ISO 14001 2015 impact on businesses around the world will soon be apparent. Certification bodies are already spending significant amounts of time and resources in training their auditors in readiness for the phased changeover that will take place during the next 18 – 36 months.

Medium-sized, and certainly smaller businesses may be wondering what they have to do to reshape their management system in order to retain their certificate. Here are a few tips and guides that I feel may be appropriate ;-

  1. Think about the big picture. ISO 14001 2015 requires businesses of all sizes to create a list of interested parties and their needs. Think outside the box and draw up a list of groups of people who the business would want to respond to.
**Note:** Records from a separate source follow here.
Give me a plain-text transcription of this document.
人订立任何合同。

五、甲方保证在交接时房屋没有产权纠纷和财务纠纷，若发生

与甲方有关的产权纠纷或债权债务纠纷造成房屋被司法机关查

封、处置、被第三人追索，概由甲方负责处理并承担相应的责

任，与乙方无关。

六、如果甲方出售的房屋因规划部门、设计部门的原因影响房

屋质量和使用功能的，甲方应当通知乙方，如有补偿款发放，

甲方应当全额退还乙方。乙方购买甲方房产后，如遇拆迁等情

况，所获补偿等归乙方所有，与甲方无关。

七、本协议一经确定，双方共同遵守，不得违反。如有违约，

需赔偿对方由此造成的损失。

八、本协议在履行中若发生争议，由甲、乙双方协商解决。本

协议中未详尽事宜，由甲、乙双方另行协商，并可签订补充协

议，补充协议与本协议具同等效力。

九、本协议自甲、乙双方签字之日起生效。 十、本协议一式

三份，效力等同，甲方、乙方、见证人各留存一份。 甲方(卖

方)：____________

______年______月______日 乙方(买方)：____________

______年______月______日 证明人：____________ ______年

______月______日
This could be customers, regulators, investors etc.
  2. Think about threats and opportunities that could relate to your business – do this with an environmental slant, but be aware that “environmental issues” are now mainstream business issues.
  3. Start thinking about upstream and downstream of your business – are there any issues that need to be considered? Don’t ignore this.
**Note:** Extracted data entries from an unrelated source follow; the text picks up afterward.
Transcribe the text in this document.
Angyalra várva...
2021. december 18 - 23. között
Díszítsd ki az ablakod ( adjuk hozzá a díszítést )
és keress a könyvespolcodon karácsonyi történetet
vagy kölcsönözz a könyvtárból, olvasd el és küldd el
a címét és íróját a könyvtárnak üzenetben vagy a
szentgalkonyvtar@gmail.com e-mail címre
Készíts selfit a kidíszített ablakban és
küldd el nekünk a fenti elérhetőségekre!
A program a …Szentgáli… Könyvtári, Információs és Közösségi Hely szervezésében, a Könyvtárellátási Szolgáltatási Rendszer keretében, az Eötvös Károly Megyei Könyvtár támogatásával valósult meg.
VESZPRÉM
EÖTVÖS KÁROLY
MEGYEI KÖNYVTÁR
  4. Document the key points arising from all the above discussions – briefly but with meaning.
  5. Have a meeting (top management of course) and agree which of those areas your business could achieve.
  6. Think more about integrating your EMS into the very centre of your business decision-making process.
  7. Change management is becoming important – think about any changes your business proposes and think about the implications for environmental performance.
  8. Create projects (or objectives in ISO 14001 speak) that can be worked on to deliver the commitments made by the management.
  9. Get the person who is responsible for the system to become well versed in the new standard. The company needs at least one person who can translate the requirements into everyday language. Don’t worry about changing your EMS to the words of ISO 14001:2015. Choose words that suit your business.
  10. Don’t hang about. Get on with the process of changing from ISO 14001:2004 to ISO 14001 2015 now as the ISO standard itself changes.

Hope this helps. This article is directed towards smaller businesses that don’t have to resources and infrastructure of the larger multi-nations. Future blogs and articles will focus more on the detail of what is covered above.